Chagal stampfte ungehalten durch den Schlossflur. Alfred und Professor Abronsius drehten sich zu ihm um.

„Wisst ihr, wo Magda ist?" Chagal wirkte nicht besorgt sondern stocksauer.

Die beiden Männer wussten genau wo Magda sich befand: Sie, Rebecca und Sarah bereiteten als Überraschung für den dicken Wirt eine Torte für dessen einjährigen Todestag vor (was bei Vampiren etwas ähnliches wie ein Geburtstag war).

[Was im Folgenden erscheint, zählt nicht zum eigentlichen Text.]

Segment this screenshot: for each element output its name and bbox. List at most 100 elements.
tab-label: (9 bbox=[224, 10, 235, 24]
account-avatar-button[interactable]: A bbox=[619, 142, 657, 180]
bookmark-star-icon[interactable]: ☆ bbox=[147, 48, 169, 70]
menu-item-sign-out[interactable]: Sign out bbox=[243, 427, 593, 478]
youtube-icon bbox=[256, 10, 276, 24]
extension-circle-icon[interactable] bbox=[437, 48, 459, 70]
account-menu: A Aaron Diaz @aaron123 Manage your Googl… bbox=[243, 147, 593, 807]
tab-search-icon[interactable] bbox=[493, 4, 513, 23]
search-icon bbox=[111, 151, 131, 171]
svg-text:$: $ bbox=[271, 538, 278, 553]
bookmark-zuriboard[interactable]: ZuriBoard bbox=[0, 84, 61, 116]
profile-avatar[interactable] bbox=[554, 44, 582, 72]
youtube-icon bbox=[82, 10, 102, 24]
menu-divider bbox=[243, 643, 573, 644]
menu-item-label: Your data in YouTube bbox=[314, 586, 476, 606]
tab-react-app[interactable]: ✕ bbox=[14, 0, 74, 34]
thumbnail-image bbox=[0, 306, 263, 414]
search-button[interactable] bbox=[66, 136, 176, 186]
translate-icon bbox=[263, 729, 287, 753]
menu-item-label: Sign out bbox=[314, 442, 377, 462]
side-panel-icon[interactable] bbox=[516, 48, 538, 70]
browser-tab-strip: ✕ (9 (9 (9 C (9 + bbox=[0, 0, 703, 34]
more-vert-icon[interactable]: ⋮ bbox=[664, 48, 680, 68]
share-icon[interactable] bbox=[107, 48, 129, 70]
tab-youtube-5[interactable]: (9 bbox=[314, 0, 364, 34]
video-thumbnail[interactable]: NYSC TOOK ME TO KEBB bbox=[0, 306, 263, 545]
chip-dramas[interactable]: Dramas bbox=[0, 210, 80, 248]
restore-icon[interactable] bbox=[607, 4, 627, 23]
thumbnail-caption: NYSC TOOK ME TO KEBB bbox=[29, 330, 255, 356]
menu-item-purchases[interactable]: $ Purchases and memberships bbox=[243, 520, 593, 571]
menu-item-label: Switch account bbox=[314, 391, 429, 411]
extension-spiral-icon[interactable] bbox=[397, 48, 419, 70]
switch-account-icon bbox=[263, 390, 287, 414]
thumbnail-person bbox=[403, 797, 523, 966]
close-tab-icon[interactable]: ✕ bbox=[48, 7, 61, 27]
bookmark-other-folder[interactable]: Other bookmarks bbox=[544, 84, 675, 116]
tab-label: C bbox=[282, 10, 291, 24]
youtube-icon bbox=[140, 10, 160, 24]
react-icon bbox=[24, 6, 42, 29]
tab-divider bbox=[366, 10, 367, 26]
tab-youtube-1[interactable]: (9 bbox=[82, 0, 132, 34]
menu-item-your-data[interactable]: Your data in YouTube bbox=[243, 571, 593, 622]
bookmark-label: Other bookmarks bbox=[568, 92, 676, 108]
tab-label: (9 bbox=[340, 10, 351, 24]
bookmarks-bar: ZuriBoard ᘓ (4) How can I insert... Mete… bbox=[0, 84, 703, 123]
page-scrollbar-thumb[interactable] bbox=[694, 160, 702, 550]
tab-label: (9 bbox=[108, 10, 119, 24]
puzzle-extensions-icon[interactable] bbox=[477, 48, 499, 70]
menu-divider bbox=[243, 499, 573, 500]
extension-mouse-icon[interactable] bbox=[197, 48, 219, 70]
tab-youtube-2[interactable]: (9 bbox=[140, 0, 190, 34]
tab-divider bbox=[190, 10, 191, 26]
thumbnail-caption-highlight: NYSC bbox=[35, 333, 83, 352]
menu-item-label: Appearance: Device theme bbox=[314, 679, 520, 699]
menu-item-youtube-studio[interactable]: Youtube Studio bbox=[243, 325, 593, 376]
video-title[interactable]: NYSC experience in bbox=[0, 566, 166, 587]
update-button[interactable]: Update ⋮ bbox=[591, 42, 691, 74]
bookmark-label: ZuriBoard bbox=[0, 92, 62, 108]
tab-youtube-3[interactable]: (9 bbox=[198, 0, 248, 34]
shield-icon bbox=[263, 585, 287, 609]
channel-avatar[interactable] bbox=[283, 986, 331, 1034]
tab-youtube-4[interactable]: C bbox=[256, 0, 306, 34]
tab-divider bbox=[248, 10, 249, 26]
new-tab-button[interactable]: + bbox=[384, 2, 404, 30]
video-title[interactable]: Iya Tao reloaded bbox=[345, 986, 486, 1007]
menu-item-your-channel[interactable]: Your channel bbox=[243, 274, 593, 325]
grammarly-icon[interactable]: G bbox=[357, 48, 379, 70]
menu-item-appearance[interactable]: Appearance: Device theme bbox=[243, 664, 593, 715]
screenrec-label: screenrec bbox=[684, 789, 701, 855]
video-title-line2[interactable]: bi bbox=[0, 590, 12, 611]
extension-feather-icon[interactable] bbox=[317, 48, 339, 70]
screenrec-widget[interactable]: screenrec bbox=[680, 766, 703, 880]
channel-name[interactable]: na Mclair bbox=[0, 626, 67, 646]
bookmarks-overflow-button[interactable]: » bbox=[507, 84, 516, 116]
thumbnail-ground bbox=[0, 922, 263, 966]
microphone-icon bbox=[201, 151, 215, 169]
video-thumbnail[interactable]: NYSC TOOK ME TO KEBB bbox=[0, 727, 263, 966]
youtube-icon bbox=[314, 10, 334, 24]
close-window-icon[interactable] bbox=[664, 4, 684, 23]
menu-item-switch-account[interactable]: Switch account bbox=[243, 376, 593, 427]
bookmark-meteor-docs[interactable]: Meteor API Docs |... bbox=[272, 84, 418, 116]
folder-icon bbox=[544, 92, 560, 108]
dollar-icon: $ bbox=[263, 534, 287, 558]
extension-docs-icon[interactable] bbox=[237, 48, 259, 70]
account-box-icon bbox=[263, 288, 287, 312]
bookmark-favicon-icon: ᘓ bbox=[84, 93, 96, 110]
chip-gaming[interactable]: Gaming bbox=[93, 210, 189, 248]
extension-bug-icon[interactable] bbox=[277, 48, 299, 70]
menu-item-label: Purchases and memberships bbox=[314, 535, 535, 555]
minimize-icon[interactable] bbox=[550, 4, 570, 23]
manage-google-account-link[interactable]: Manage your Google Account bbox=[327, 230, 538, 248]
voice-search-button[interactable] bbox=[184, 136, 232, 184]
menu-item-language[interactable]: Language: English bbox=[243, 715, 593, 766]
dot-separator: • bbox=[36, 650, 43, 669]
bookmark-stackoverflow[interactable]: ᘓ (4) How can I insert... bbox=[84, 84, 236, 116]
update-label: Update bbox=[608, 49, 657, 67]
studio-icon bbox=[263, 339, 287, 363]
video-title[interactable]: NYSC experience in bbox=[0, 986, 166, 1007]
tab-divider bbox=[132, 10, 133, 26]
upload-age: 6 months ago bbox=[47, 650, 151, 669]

Zu gerne hätte Alfred dem wütenden Vater seiner ehemaligen Flamme gesagt, wo sich dessen Geliebte befand, aber Rebecca hatte ihm mit ihrer Salami gedroht. „Mach irgendwas, wenn er dich fragt, aber verrate bloß nichts!" Auch Magda hatte ihn um strengste Geheimhaltung gebeten. „Wenn nötig, sing irgendwas! Aber für mich und Yoine ist das auch gleichzeitig so etwas wie ein Jubiläum, weil wir uns da erst angefangen haben, uns gegenseitig richtig zu mögen."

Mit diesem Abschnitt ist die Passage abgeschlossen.